The Union Cabinet chaired by Prime Minister Shri Narendra Modi has approved the transfer of administrative control of Hemisphere Properties India Ltd. (HPIL), PSU from the Department of Telecommunications (DoT) to the Ministry of Housing and Urban Affairs (MoHUA) after infusion of equity amounting to Rs. 700 crore and Rs. 51 cr. secured GOI Loan into the Company and implementation of the scheme of arrangement for de-merger of surplus land.

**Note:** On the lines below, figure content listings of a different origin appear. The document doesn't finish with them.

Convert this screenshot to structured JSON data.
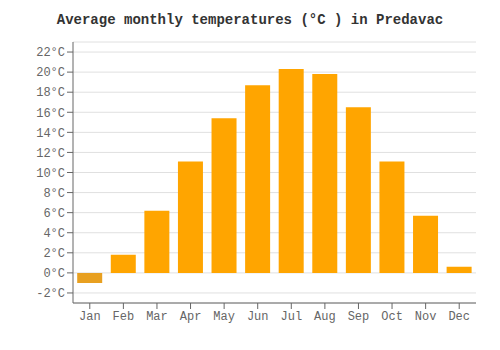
{
  "chart_data": {
    "type": "bar",
    "title": "Average monthly temperatures (°C ) in Predavac",
    "categories": [
      "Jan",
      "Feb",
      "Mar",
      "Apr",
      "May",
      "Jun",
      "Jul",
      "Aug",
      "Sep",
      "Oct",
      "Nov",
      "Dec"
    ],
    "values": [
      -1.0,
      1.8,
      6.2,
      11.1,
      15.4,
      18.7,
      20.3,
      19.8,
      16.5,
      11.1,
      5.7,
      0.6
    ],
    "colors": [
      "#E8A020",
      "#FFA500",
      "#FFA500",
      "#FFA500",
      "#FFA500",
      "#FFA500",
      "#FFA500",
      "#FFA500",
      "#FFA500",
      "#FFA500",
      "#FFA500",
      "#FFA500"
    ],
    "ylim": [
      -3,
      23
    ],
    "yticks": [
      {
        "value": -2,
        "label": "-2°C"
      },
      {
        "value": 0,
        "label": "0°C"
      },
      {
        "value": 2,
        "label": "2°C"
      },
      {
        "value": 4,
        "label": "4°C"
      },
      {
        "value": 6,
        "label": "6°C"
      },
      {
        "value": 8,
        "label": "8°C"
      },
      {
        "value": 10,
        "label": "10°C"
      },
      {
        "value": 12,
        "label": "12°C"
      },
      {
        "value": 14,
        "label": "14°C"
      },
      {
        "value": 16,
        "label": "16°C"
      },
      {
        "value": 18,
        "label": "18°C"
      },
      {
        "value": 20,
        "label": "20°C"
      },
      {
        "value": 22,
        "label": "22°C"
      }
    ],
    "grid": true
  }
}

a) Infusion of equity amounting to Rs 700 Crores into Hemisphere Properties India Ltd. (HPIL) the Company for the acquisition of 70 Crore Cumulative Redeemable Preference Shares of Rs. 10/- each at par on private placement basis and Rs. 51 cr. through secured Loan from GOI at coupon rate/ interest rate to be fixed by the Department of Economic Affairs and to implement the scheme of arrangement.

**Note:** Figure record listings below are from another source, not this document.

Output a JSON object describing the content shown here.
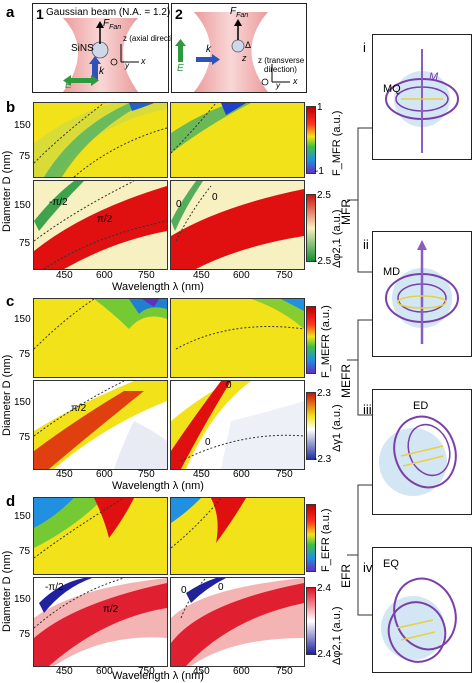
{
  "panel_labels": {
    "a": "a",
    "b": "b",
    "c": "c",
    "d": "d"
  },
  "schematic": {
    "left": {
      "number": "1",
      "title": "Gaussian beam (N.A. = 1.2)",
      "force": "F",
      "force_sub": "Fan",
      "particle": "SiNS",
      "axis_note": "z (axial direction)",
      "k_label": "k",
      "e_label": "E",
      "y_label": "y",
      "x_label": "x"
    },
    "right": {
      "number": "2",
      "force": "F",
      "force_sub": "Fan",
      "delta": "Δ",
      "z_label": "z",
      "axis_note_1": "z (transverse",
      "axis_note_2": "direction)",
      "k_label": "k",
      "e_label": "E",
      "y_label": "y",
      "x_label": "x"
    }
  },
  "axes": {
    "y_label": "Diameter D (nm)",
    "x_label": "Wavelength λ (nm)",
    "y_ticks": [
      "150",
      "75"
    ],
    "x_ticks": [
      "450",
      "600",
      "750"
    ]
  },
  "rows": {
    "b": {
      "top_cbar_label": "F_MFR (a.u.)",
      "top_cbar_max": "1",
      "top_cbar_min": "-1",
      "bottom_cbar_label": "Δφ2,1 (a.u.)",
      "bottom_cbar_max": "2.5",
      "bottom_cbar_min": "-2.5",
      "annotations": [
        "-π/2",
        "π/2",
        "0",
        "0"
      ]
    },
    "c": {
      "top_cbar_label": "F_MEFR (a.u.)",
      "bottom_cbar_label": "Δγ1 (a.u.)",
      "bottom_cbar_max": "2.3",
      "bottom_cbar_min": "-2.3",
      "annotations": [
        "π/2",
        "0",
        "0"
      ]
    },
    "d": {
      "top_cbar_label": "F_EFR (a.u.)",
      "bottom_cbar_label": "Δφ2,1 (a.u.)",
      "bottom_cbar_max": "2.4",
      "bottom_cbar_min": "-2.4",
      "annotations": [
        "-π/2",
        "π/2",
        "0",
        "0"
      ]
    }
  },
  "side": {
    "mfr": "MFR",
    "mefr": "MEFR",
    "efr": "EFR",
    "roman": [
      "i",
      "ii",
      "iii",
      "iv"
    ],
    "modes": [
      "MQ",
      "MD",
      "ED",
      "EQ"
    ],
    "m_label": "M"
  },
  "colors": {
    "yellow": "#f2e21a",
    "red": "#e01010",
    "pale": "#f7f0c0",
    "blue": "#2040d0",
    "purple": "#7a3fa8"
  }
}
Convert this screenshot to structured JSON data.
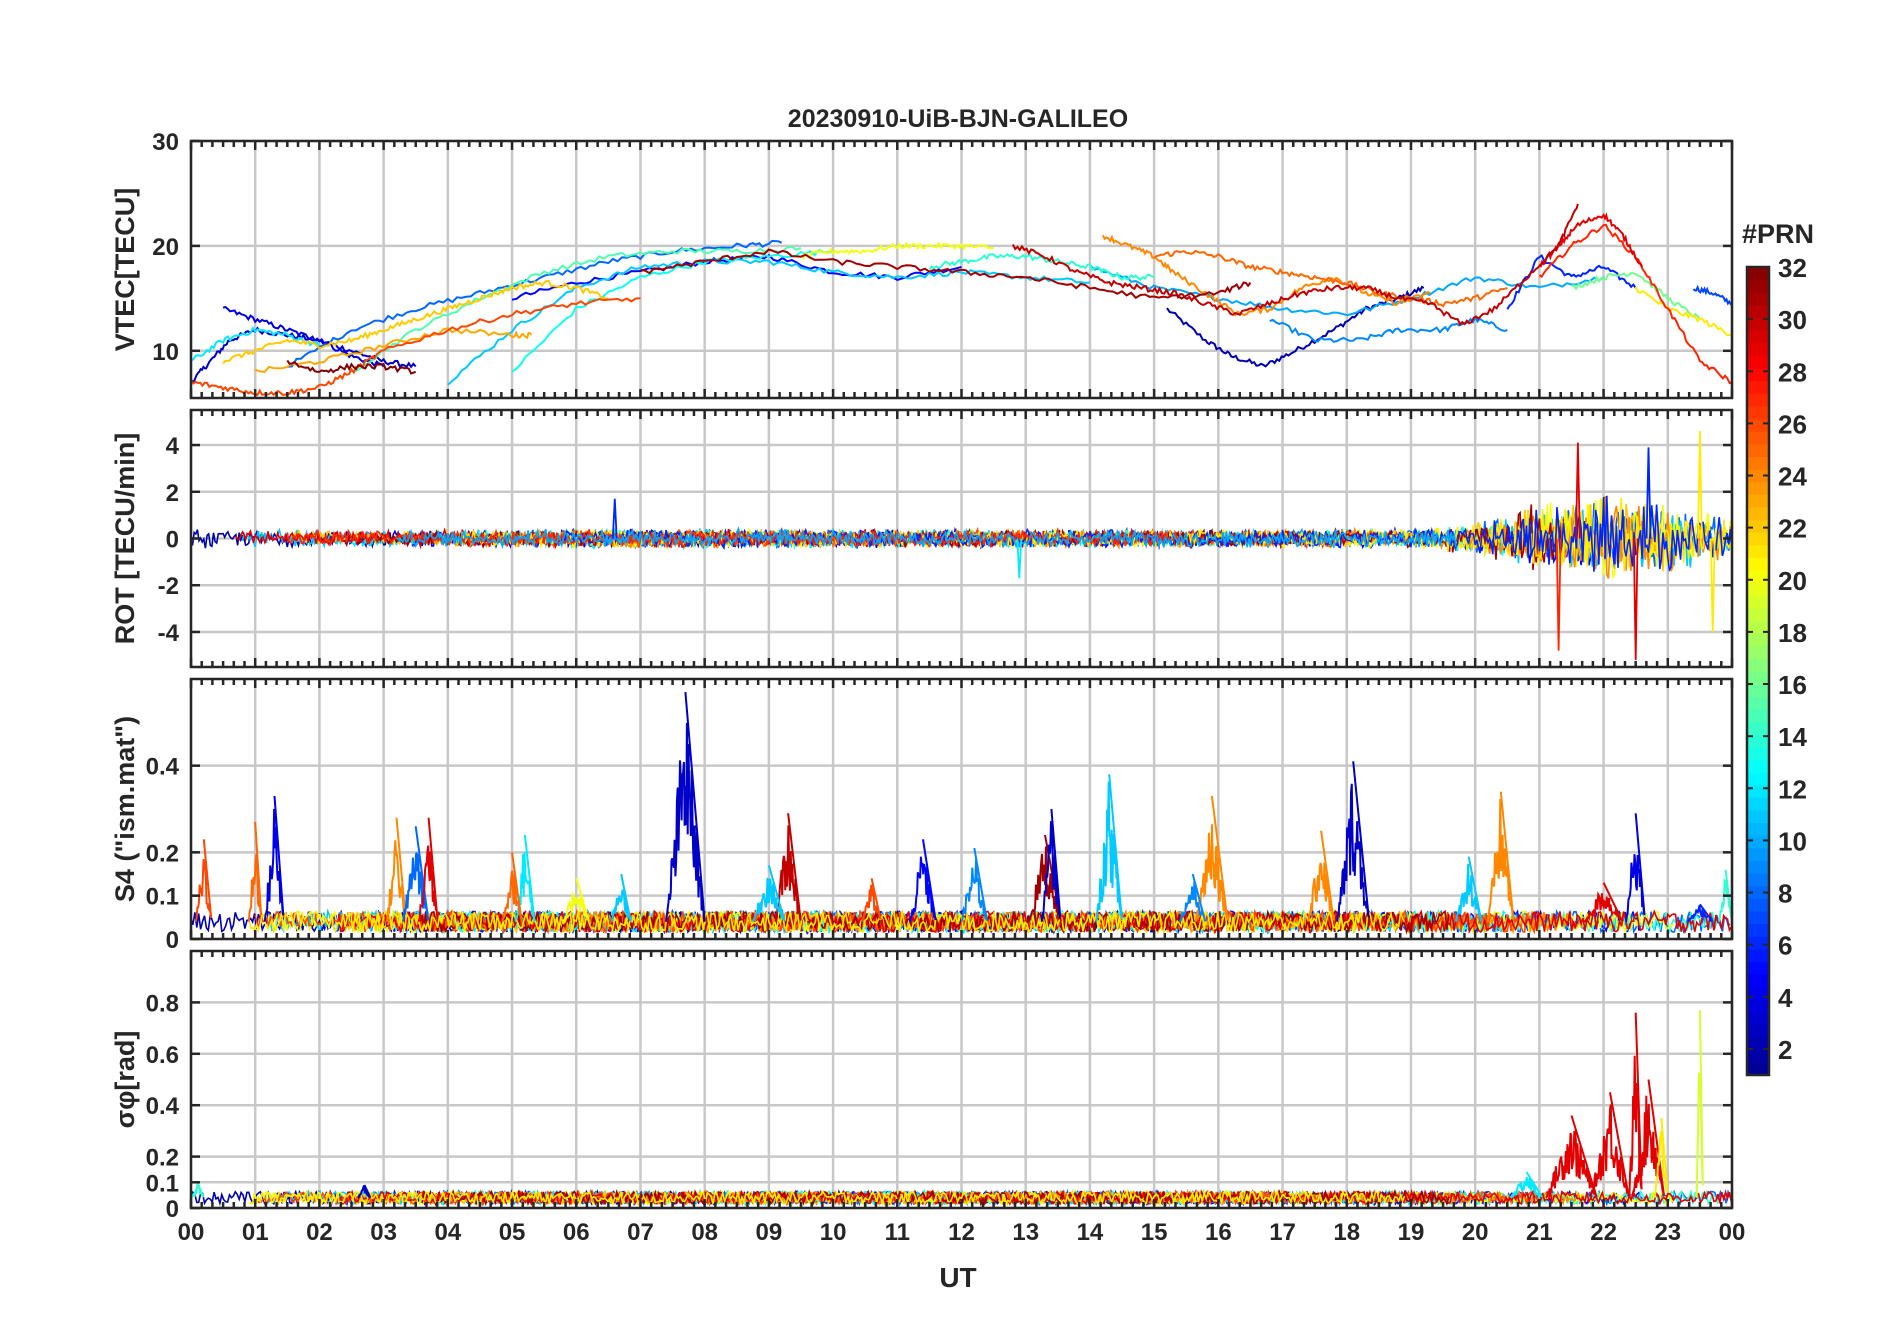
{
  "figure": {
    "title": "20230910-UiB-BJN-GALILEO",
    "xlabel": "UT",
    "x_tick_labels": [
      "00",
      "01",
      "02",
      "03",
      "04",
      "05",
      "06",
      "07",
      "08",
      "09",
      "10",
      "11",
      "12",
      "13",
      "14",
      "15",
      "16",
      "17",
      "18",
      "19",
      "20",
      "21",
      "22",
      "23",
      "00"
    ]
  },
  "colorbar": {
    "label": "#PRN",
    "tick_labels": [
      "2",
      "4",
      "6",
      "8",
      "10",
      "12",
      "14",
      "16",
      "18",
      "20",
      "22",
      "24",
      "26",
      "28",
      "30",
      "32"
    ],
    "range": [
      1,
      32
    ],
    "colormap": "jet",
    "colors": [
      "#00008f",
      "#0000ff",
      "#0080ff",
      "#00ffff",
      "#80ff80",
      "#ffff00",
      "#ff8000",
      "#ff0000",
      "#800000"
    ]
  },
  "chart_data": [
    {
      "type": "line",
      "panel": "vtec",
      "ylabel": "VTEC[TECU]",
      "ylim": [
        5.5,
        30
      ],
      "y_tick_labels": [
        "10",
        "20",
        "30"
      ],
      "y_ticks": [
        10,
        20,
        30
      ],
      "xlim": [
        0,
        24
      ],
      "grid": true,
      "series": [
        {
          "prn": 2,
          "x": [
            15.2,
            15.8,
            16.2,
            16.7,
            17.2,
            17.8,
            18.3,
            18.8,
            19.2
          ],
          "y": [
            14,
            11,
            9.5,
            8.5,
            10,
            12,
            14,
            15,
            16
          ]
        },
        {
          "prn": 3,
          "x": [
            0.0,
            0.3,
            0.6,
            1.0,
            1.5,
            2.0,
            2.5,
            3.0,
            3.5
          ],
          "y": [
            7,
            9,
            11,
            12,
            11.5,
            11,
            10,
            9,
            8.5
          ]
        },
        {
          "prn": 4,
          "x": [
            0.5,
            1.0,
            1.5,
            2.0,
            2.5,
            3.0
          ],
          "y": [
            14,
            13,
            12,
            11,
            9.5,
            8.5
          ]
        },
        {
          "prn": 5,
          "x": [
            5.0,
            6.0,
            7.0,
            8.0,
            9.0,
            10.0,
            11.0,
            12.0
          ],
          "y": [
            15,
            16.5,
            17.5,
            18.5,
            19,
            17.5,
            17,
            18
          ]
        },
        {
          "prn": 6,
          "x": [
            20.5,
            21.0,
            21.5,
            22.0,
            22.5
          ],
          "y": [
            14,
            19,
            17,
            18,
            16
          ]
        },
        {
          "prn": 7,
          "x": [
            23.4,
            23.7,
            24.0
          ],
          "y": [
            16,
            15.5,
            14.5
          ]
        },
        {
          "prn": 8,
          "x": [
            1.5,
            2.5,
            3.5,
            4.5,
            5.5,
            6.5,
            7.5,
            8.5,
            9.2
          ],
          "y": [
            8.5,
            12,
            14,
            15.5,
            17,
            18.5,
            19.5,
            20,
            20.3
          ]
        },
        {
          "prn": 9,
          "x": [
            16.8,
            17.5,
            18.2,
            18.8,
            19.5,
            20.0,
            20.5
          ],
          "y": [
            13,
            11,
            11,
            12,
            12,
            13,
            12
          ]
        },
        {
          "prn": 10,
          "x": [
            14.0,
            15.0,
            16.0,
            17.0,
            18.0,
            19.0,
            20.0,
            21.0,
            22.0
          ],
          "y": [
            18,
            16,
            15,
            14,
            13.5,
            15,
            17,
            16,
            17
          ]
        },
        {
          "prn": 11,
          "x": [
            4.0,
            5.0,
            6.0,
            7.0,
            8.0,
            9.0,
            10.0,
            11.0,
            12.0,
            13.0,
            14.0
          ],
          "y": [
            7,
            12,
            16,
            18,
            18.5,
            18.5,
            17.5,
            17,
            17.5,
            17,
            16.5
          ]
        },
        {
          "prn": 12,
          "x": [
            0.0,
            0.5,
            1.0,
            1.5,
            2.0
          ],
          "y": [
            9,
            11,
            12,
            11.5,
            10.5
          ]
        },
        {
          "prn": 13,
          "x": [
            5.0,
            6.0,
            7.0,
            8.0,
            9.0,
            10.0
          ],
          "y": [
            8,
            14,
            17,
            18.5,
            19,
            19.5
          ]
        },
        {
          "prn": 14,
          "x": [
            11.5,
            12.0,
            12.5,
            13.0,
            13.5,
            14.0,
            14.5,
            15.0
          ],
          "y": [
            18,
            18.5,
            19,
            19,
            18.5,
            18,
            17,
            17
          ]
        },
        {
          "prn": 15,
          "x": [
            2.5,
            3.5,
            4.5,
            5.5,
            6.5,
            7.5,
            8.5,
            9.5
          ],
          "y": [
            8,
            12,
            15,
            17.5,
            19,
            19.5,
            19.5,
            19.8
          ]
        },
        {
          "prn": 16,
          "x": [
            21.5,
            22.0,
            22.5,
            23.0,
            23.5
          ],
          "y": [
            16,
            17,
            17.5,
            15,
            13
          ]
        },
        {
          "prn": 20,
          "x": [
            9.5,
            10.0,
            10.5,
            11.0,
            11.5,
            12.0,
            12.5
          ],
          "y": [
            19,
            19.5,
            19.5,
            20,
            20,
            20,
            19.8
          ]
        },
        {
          "prn": 21,
          "x": [
            22.5,
            23.0,
            23.5,
            24.0
          ],
          "y": [
            16,
            14,
            13,
            11.5
          ]
        },
        {
          "prn": 22,
          "x": [
            0.5,
            1.0,
            1.5,
            2.0,
            2.5,
            3.0,
            3.5,
            4.0,
            4.5,
            5.0,
            5.5,
            6.0,
            6.5
          ],
          "y": [
            9,
            10,
            11,
            10.5,
            11,
            12,
            13,
            14,
            15,
            16,
            16.5,
            16,
            15
          ]
        },
        {
          "prn": 23,
          "x": [
            1.0,
            2.0,
            3.0,
            4.0,
            5.0,
            5.3
          ],
          "y": [
            8,
            9,
            10.5,
            12,
            11.5,
            11.5
          ]
        },
        {
          "prn": 24,
          "x": [
            14.2,
            14.6,
            15.0,
            15.3,
            15.8,
            16.3,
            16.8,
            17.3,
            17.8,
            18.3,
            18.8,
            19.3
          ],
          "y": [
            21,
            20,
            19,
            17.5,
            15.5,
            13.5,
            14,
            16,
            17,
            15.5,
            14.5,
            15.5
          ]
        },
        {
          "prn": 25,
          "x": [
            15.0,
            15.5,
            16.0,
            16.5,
            17.0,
            17.5,
            18.0,
            18.5,
            19.0,
            19.5,
            20.0,
            20.5
          ],
          "y": [
            19,
            19.5,
            19,
            18,
            17.5,
            17,
            16.5,
            15.5,
            15,
            14.5,
            15,
            16
          ]
        },
        {
          "prn": 26,
          "x": [
            0.0,
            0.5,
            1.0,
            1.5,
            2.0,
            2.5,
            3.0,
            4.0,
            5.0,
            6.0,
            7.0
          ],
          "y": [
            7,
            6.5,
            6,
            6,
            6.5,
            8,
            10,
            12,
            13.5,
            14.5,
            15
          ]
        },
        {
          "prn": 27,
          "x": [
            21.0,
            21.5,
            22.0,
            22.5,
            23.0,
            23.5,
            24.0
          ],
          "y": [
            17,
            20,
            22,
            19,
            14,
            9,
            7
          ]
        },
        {
          "prn": 29,
          "x": [
            21.0,
            21.3,
            21.6,
            22.0,
            22.3,
            22.6
          ],
          "y": [
            18,
            20,
            22,
            23,
            21,
            18
          ]
        },
        {
          "prn": 30,
          "x": [
            12.8,
            13.3,
            13.8,
            14.3,
            14.8,
            15.3,
            15.8,
            16.3,
            16.8,
            17.3,
            17.8,
            18.3,
            18.8,
            19.3,
            19.8,
            20.3,
            20.8,
            21.3,
            21.6
          ],
          "y": [
            20,
            19,
            17.5,
            16.5,
            16,
            15.5,
            14.5,
            13.5,
            14.5,
            15.5,
            16,
            16,
            15,
            14.5,
            12.5,
            14,
            17,
            20,
            24
          ]
        },
        {
          "prn": 31,
          "x": [
            7.0,
            8.0,
            9.0,
            10.0,
            11.0,
            12.0,
            13.0,
            14.0,
            15.0,
            16.0,
            16.5
          ],
          "y": [
            17.5,
            18.5,
            19.5,
            18.5,
            18,
            17.5,
            17,
            16,
            15,
            15.5,
            16.5
          ]
        },
        {
          "prn": 32,
          "x": [
            1.5,
            2.0,
            2.5,
            3.0,
            3.5
          ],
          "y": [
            9,
            8,
            8.5,
            8.5,
            8
          ]
        }
      ]
    },
    {
      "type": "line",
      "panel": "rot",
      "ylabel": "ROT [TECU/min]",
      "ylim": [
        -5.5,
        5.5
      ],
      "y_tick_labels": [
        "-4",
        "-2",
        "0",
        "2",
        "4"
      ],
      "y_ticks": [
        -4,
        -2,
        0,
        2,
        4
      ],
      "xlim": [
        0,
        24
      ],
      "grid": true,
      "noise_profile": {
        "description_of_amplitude_vs_time": "fluctuations about zero",
        "x": [
          0,
          2,
          5,
          8,
          12,
          16,
          19,
          20,
          21,
          22,
          23,
          24
        ],
        "amplitude": [
          0.9,
          0.7,
          0.8,
          0.9,
          0.8,
          0.8,
          0.9,
          1.4,
          3.2,
          4.0,
          3.2,
          1.8
        ]
      },
      "peaks": [
        {
          "prn": 29,
          "x": 21.6,
          "y": 4.1
        },
        {
          "prn": 27,
          "x": 21.3,
          "y": -4.8
        },
        {
          "prn": 29,
          "x": 22.5,
          "y": -5.2
        },
        {
          "prn": 21,
          "x": 23.5,
          "y": 4.6
        },
        {
          "prn": 21,
          "x": 23.7,
          "y": -4.0
        },
        {
          "prn": 6,
          "x": 22.7,
          "y": 3.9
        },
        {
          "prn": 12,
          "x": 12.9,
          "y": -1.7
        },
        {
          "prn": 6,
          "x": 6.6,
          "y": 1.7
        }
      ]
    },
    {
      "type": "line",
      "panel": "s4",
      "ylabel": "S4 (\"ism.mat\")",
      "ylim": [
        0,
        0.6
      ],
      "y_tick_labels": [
        "0",
        "0.1",
        "0.2",
        "0.4"
      ],
      "y_ticks": [
        0,
        0.1,
        0.2,
        0.4
      ],
      "xlim": [
        0,
        24
      ],
      "grid": true,
      "baseline": 0.04,
      "bursts": [
        {
          "prn": 26,
          "x": 0.2,
          "peak": 0.23,
          "width": 0.25
        },
        {
          "prn": 4,
          "x": 1.3,
          "peak": 0.33,
          "width": 0.3
        },
        {
          "prn": 25,
          "x": 1.0,
          "peak": 0.27,
          "width": 0.2
        },
        {
          "prn": 24,
          "x": 3.2,
          "peak": 0.28,
          "width": 0.3
        },
        {
          "prn": 8,
          "x": 3.5,
          "peak": 0.26,
          "width": 0.4
        },
        {
          "prn": 29,
          "x": 3.7,
          "peak": 0.28,
          "width": 0.3
        },
        {
          "prn": 12,
          "x": 5.2,
          "peak": 0.24,
          "width": 0.3
        },
        {
          "prn": 25,
          "x": 5.0,
          "peak": 0.2,
          "width": 0.3
        },
        {
          "prn": 20,
          "x": 6.0,
          "peak": 0.14,
          "width": 0.4
        },
        {
          "prn": 11,
          "x": 6.7,
          "peak": 0.15,
          "width": 0.3
        },
        {
          "prn": 3,
          "x": 7.7,
          "peak": 0.57,
          "width": 0.6
        },
        {
          "prn": 30,
          "x": 9.3,
          "peak": 0.29,
          "width": 0.4
        },
        {
          "prn": 11,
          "x": 9.0,
          "peak": 0.17,
          "width": 0.5
        },
        {
          "prn": 26,
          "x": 10.6,
          "peak": 0.14,
          "width": 0.3
        },
        {
          "prn": 5,
          "x": 11.4,
          "peak": 0.23,
          "width": 0.4
        },
        {
          "prn": 9,
          "x": 12.2,
          "peak": 0.21,
          "width": 0.4
        },
        {
          "prn": 31,
          "x": 13.3,
          "peak": 0.24,
          "width": 0.5
        },
        {
          "prn": 3,
          "x": 13.4,
          "peak": 0.3,
          "width": 0.3
        },
        {
          "prn": 11,
          "x": 14.3,
          "peak": 0.38,
          "width": 0.4
        },
        {
          "prn": 24,
          "x": 15.9,
          "peak": 0.33,
          "width": 0.5
        },
        {
          "prn": 9,
          "x": 15.6,
          "peak": 0.15,
          "width": 0.4
        },
        {
          "prn": 24,
          "x": 17.6,
          "peak": 0.25,
          "width": 0.4
        },
        {
          "prn": 3,
          "x": 18.1,
          "peak": 0.41,
          "width": 0.5
        },
        {
          "prn": 11,
          "x": 19.9,
          "peak": 0.19,
          "width": 0.4
        },
        {
          "prn": 24,
          "x": 20.4,
          "peak": 0.34,
          "width": 0.4
        },
        {
          "prn": 4,
          "x": 22.5,
          "peak": 0.29,
          "width": 0.3
        },
        {
          "prn": 29,
          "x": 22.0,
          "peak": 0.13,
          "width": 0.6
        },
        {
          "prn": 6,
          "x": 23.5,
          "peak": 0.08,
          "width": 0.4
        },
        {
          "prn": 14,
          "x": 23.9,
          "peak": 0.16,
          "width": 0.2
        }
      ]
    },
    {
      "type": "line",
      "panel": "sigma_phi",
      "ylabel": "σφ[rad]",
      "ylim": [
        0,
        1.0
      ],
      "y_tick_labels": [
        "0",
        "0.1",
        "0.2",
        "0.4",
        "0.6",
        "0.8"
      ],
      "y_ticks": [
        0,
        0.1,
        0.2,
        0.4,
        0.6,
        0.8
      ],
      "xlim": [
        0,
        24
      ],
      "grid": true,
      "baseline": 0.04,
      "bursts": [
        {
          "prn": 29,
          "x": 21.5,
          "peak": 0.36,
          "width": 0.8
        },
        {
          "prn": 29,
          "x": 22.1,
          "peak": 0.45,
          "width": 0.6
        },
        {
          "prn": 29,
          "x": 22.5,
          "peak": 0.76,
          "width": 0.2
        },
        {
          "prn": 29,
          "x": 22.7,
          "peak": 0.5,
          "width": 0.5
        },
        {
          "prn": 19,
          "x": 23.5,
          "peak": 0.77,
          "width": 0.1
        },
        {
          "prn": 21,
          "x": 22.9,
          "peak": 0.35,
          "width": 0.2
        },
        {
          "prn": 12,
          "x": 20.8,
          "peak": 0.14,
          "width": 0.5
        },
        {
          "prn": 14,
          "x": 0.1,
          "peak": 0.1,
          "width": 0.2
        },
        {
          "prn": 3,
          "x": 2.7,
          "peak": 0.09,
          "width": 0.2
        }
      ]
    }
  ]
}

b) Granting an exemption to HPIL from the policy of Government of India relating to Foreign Direct Investment in real estate business.
c) A delegation of power to HPIL to take appropriate decision to give effect to object clause of its MOA including sale, long-term lease and disposal of land
d) Transfer of equity stake and management control of HPIL from Department of Telecommunications under Ministry of Communications to Ministry of Housing and Urban Affairs (MoHUA).
e) Authorizing Department of Telecommunications (DoT) to undertake all steps incidental for transfer of equity stake in HPIL from Ministry of Communications to the Ministry of Housing and Urban Affairs (MoHUA) infusion of equity and implementation of Scheme of Arrangement.
It would facilitate demerger of surplus land from Tata Communications Limited to Hemisphere Properties India Limited (HPIL) and further smooth functioning of HPIL.
Implementation Strategy and Targets:
After due approval of this proposal by the Cabinet, the surplus land would be transferred from TCL to HPIL on payment of Stamp Duty. As intimated by the TCL, approximately seven to eight months would be required for the approval of Scheme of Arrangement by National Company Law Tribunal (NCLT). After its approval by NCLT, approximately four to five months would be required to implement various steps involved. Overall, approximately one year would be required to implement the decision.
M/s Videsh Sanchar Nigam Limited [now Tata Communications Ltd. (TCL)] was disinvested on 13th February 2002 by Govt. of India and management control of the company was passed on to the Strategic Partner, namely, M/s Panatone Finvest Limited (PFL), a special purpose vehicle under the Tata Groups of Companies.
At the time of disinvestment, surplus land measuring 773.13 acres located at five locations in 4 cities, namely, Pune, Kolkata, New Delhi and Chennai (out of a total of 1230.13 acres of land) was demarcated and decided that the surplus land will not be part of the disinvestment bid.
As per the Share Holding Agreement / Share Purchase Agreement, PFL undertook an obligation to de-merge or hive off the surplus land into a realty company under Sections 391 to 394 of the Companies Act, 1956.